After an influx of investors turned the rental scooter market into a multibillion-dollar industry, startups in the space are clamoring for capital and customer loyalty. Players like Bird, Juice Bike and Spin are all revamping their approaches to user design and comfort in a world where loyalty can be hard to win.
Rental scooter services offer many benefits for consumers in busy cities, and chief among them are low prices. Most startups in the space charge from a few cents to less than a dollar per minute for scooter rides. But with cost no longer a major differentiator between rental scooter companies, many are turning to new tactics to lure customers.
One such industry player is Lime, which is now valued at more than $2 billion thanks to a recent rush of capital. Lime Senior Director of Business Development Ryan Foutty told PYMNTS that it works to earn users by focusing on personalization and customization. That often means the company must support multiple payment methods and offer bespoke features to meet customers’ varied needs. Options, Foutty said, are key for Lime when it comes to payments and customer experiences.
“It’s a very collaborative approach, and very much a local approach in terms of what works best in that market,” he said.
Keeping Payments Invisible While Enhancing Mobile Features
The rental scooter market is quickly expanding, but it’s experiencing growing pains, too.
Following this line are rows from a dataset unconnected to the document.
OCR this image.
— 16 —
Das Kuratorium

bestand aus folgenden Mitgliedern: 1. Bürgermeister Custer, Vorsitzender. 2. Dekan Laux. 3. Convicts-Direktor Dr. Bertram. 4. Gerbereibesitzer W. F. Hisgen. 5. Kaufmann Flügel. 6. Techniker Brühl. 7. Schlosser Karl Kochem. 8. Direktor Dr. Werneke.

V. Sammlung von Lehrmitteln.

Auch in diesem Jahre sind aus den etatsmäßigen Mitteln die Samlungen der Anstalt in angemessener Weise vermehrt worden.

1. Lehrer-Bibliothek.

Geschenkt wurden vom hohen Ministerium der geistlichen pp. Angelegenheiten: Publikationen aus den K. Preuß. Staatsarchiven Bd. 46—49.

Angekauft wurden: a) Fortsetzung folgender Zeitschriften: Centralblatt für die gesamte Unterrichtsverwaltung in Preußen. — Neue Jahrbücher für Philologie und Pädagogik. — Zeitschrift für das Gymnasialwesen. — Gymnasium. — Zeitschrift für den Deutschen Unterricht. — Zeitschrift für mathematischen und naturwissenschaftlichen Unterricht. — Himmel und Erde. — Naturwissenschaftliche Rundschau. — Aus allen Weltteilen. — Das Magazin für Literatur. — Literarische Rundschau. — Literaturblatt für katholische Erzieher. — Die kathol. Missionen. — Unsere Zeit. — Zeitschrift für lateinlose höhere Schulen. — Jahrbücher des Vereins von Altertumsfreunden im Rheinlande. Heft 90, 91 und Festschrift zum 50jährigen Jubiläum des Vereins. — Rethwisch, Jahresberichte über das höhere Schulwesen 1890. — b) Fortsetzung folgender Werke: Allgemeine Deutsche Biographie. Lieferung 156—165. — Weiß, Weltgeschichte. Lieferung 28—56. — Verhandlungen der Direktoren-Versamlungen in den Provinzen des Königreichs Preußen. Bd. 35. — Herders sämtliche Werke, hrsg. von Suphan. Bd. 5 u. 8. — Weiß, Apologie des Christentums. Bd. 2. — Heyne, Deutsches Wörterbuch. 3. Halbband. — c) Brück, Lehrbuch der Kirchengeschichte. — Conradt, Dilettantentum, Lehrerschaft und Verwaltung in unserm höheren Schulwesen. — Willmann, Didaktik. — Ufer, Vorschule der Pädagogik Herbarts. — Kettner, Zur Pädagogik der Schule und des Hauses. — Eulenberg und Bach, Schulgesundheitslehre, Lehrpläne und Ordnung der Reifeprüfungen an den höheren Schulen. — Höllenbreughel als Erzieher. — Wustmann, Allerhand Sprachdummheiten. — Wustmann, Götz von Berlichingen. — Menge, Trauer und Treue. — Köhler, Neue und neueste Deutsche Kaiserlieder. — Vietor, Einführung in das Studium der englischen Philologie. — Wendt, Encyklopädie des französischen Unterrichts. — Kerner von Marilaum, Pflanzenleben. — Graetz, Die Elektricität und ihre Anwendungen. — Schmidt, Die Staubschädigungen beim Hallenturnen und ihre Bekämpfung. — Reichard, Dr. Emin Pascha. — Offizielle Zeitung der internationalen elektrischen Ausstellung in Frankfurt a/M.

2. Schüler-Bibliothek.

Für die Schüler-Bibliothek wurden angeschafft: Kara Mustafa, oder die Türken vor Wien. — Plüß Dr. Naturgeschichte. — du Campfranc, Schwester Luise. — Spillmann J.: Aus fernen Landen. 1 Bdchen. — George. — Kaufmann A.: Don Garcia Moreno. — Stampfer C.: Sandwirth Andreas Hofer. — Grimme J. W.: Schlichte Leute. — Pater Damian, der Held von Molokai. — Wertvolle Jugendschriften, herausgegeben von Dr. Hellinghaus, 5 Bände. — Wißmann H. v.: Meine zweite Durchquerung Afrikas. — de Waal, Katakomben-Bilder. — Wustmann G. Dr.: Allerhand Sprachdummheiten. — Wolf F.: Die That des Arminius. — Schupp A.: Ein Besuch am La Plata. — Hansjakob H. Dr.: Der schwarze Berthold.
Today’s consumers are mobile-savvy, and they’re quick drop services that saddle them with clunky experiences.
This reality has made Lime focus on offering smooth services, and has been central to its product strategy as it built its mobile platform. Foutty said the company’s mobile app allows customers to sign up within minutes, meaning their initial payments experiences must be smooth regardless of which methods they use.
Lime’s effort to consistently improve and upgrade its riders’ experiences has been instrumental in its decision to accept and experiment with multiple payment options, Foutty said. The company has seemingly taken a DIY approach by developing its own scooters and customizing features users are familiar with through other sharing platforms, such as the ability to review and rates their trips.
The company looked to markets outside the U.S. for inspiration in building out its products suite. It implemented features like QR codes — which are rare in North America but more popular in Asia — that can be used to unlock Lime scooters and bikes, Foutty added.
“It’s shown a use case for QR codes that I don’t think people thought you’d see in this market,” he said.
While the company has taken inspiration from markets abroad, its approach has been local and focused on personalizing the experiences of each market’s users. Customers can choose from number of payment methods available on its app. After linking their chosen payment methods, they can either pay as they go, ride per ride or add money to their Lime wallets for future transactions.
Foutty explained that offering localized payment options has been essential to the company’s growth and success in the 15 countries where it’s available. This has also enabled the scooter platform to ensure that it’s offering payment methods that cater to the various audience on its platform: the riders as well as the “juicers” — those who find, collect and charge the company’s eScooters when they’re low on battery power, and get paid to do so.
“On the rider side, we set up the payment foundation to allow us to launch a new market and accept the payment options that people most want to use in that market,” Foutty said. “On the juicer side, we work with our local team to understand how people want to get paid locally, whether it’s instant payouts, a debit card or something else.”
This invisible payment capability is paired with other features and initiatives Lime has undertaken, including its attempts to connect with younger consumers. One such effort has seen it partner with several college campuses in North America to target mobile-savvy students.
Alternative Payments and the Rental Scooter Market
Lime is keeping a close eye on the payment methods to which consumers are flocking and those they’re leaving behind, including alternative wallet services built into phones themselves, Foutty said.
“Apple Pay has been something that we’ve integrated form the early days, and [it] has been a real benefit for riders being able to add that option and pay as quickly for Lime as possible,” he said.
He said customers have also responded well to Lime’s own eWallet offering, which allows users to take payments out of the ride-booking experience. The wallet was a key feature for Lime from the start.
As the rental scooter market continues its expansion, the influx of new capital and competitors is sure to lead to new features and experiments to gain customers’ loyalty. As brands works to figure out how to attract — and keep — customers, it’s uncertain just which one will end up on top.